American Airlines restated its call for the US government to tackle "subsidised competition from the state-owned" Gulf carriers at the World Travel and Tourism Council (WTTC) summit last week.
Scott Kirby, American Airlines president, told the WTTC summit in Dallas: "We're competing with subsidised carriers."
He described Emirates, Etihad and Qatar Airways as "the biggest threat to competition that aviation has seen" and said: "We can't compete with $50 billion in subsidies."
American Airlines joined Delta Air Lines and United in submitting a 55-page dossier to Washington last year alleging the Gulf carriers received more than $40 billion in government hand-outs and claiming it had distorted the market.
The US government began an investigation last April. The Gulf carriers have dismissed the claims as "misleading", "ill-founded" and "false".
Kirby told the summit: "We're in favour of open skies when there is fair competition. We'll compete with anyone but we can't compete with governments."
He rejected the counter claim by the Gulf carriers that American, Delta and United had benefited from government support during the bankruptcy protection each has passed through.
Kirby said: "Ask our employees who took a hit. Ask our creditors who took a hit. There was no government subsidy."

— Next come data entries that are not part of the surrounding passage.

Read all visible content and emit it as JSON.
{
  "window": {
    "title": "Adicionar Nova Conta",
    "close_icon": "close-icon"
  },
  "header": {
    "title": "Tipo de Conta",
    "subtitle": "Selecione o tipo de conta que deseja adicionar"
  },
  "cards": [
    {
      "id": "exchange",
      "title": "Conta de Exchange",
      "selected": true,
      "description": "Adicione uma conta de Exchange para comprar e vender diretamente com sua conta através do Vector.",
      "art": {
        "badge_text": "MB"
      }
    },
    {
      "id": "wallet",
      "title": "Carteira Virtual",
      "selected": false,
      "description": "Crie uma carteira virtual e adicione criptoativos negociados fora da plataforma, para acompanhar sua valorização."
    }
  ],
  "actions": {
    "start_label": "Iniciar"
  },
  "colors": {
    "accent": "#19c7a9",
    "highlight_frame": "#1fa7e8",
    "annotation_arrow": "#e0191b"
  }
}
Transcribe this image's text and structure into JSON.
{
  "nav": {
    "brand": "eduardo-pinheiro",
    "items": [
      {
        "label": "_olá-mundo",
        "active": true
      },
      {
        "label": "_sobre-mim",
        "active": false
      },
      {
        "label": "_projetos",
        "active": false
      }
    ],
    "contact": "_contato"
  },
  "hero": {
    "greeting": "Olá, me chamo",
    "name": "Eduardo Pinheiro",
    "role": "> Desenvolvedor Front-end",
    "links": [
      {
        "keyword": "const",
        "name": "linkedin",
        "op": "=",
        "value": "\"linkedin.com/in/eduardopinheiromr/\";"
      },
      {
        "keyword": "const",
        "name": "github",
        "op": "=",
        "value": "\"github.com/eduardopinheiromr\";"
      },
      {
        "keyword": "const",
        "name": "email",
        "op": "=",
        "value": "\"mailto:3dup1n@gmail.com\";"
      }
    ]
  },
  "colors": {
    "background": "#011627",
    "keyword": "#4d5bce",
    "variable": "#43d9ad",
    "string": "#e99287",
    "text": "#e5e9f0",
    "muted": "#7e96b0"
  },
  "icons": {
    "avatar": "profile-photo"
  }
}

Lufthansa executive board member Karl Ulrich Garnadt warned: "You ain't seen nothing yet with the Gulf carriers.
"In Europe, the Gulf carriers operate seven times the capacity of European carriers between Europe and the Gulf. They dominate traffic between Europe and Asia."
Garnadt said: "Open skies is good so long as the competitive landscape is level, so long as the regulatory framework is the same for everyone.
"We want transparency. We want rules and regulations on which both sides agree. We want business models that are transparent, not that we can't really see what the business model is."
Lufthansa, an alliance partner of United, has previously complained of "unfair competition" by the Gulf carriers in Europe.
However, Willie Walsh, chief executive of British Airway's parent International Airlines Group, has dismissed the US carriers' allegations despite BA and Iberia having a transatlantic partnership with American Airlines.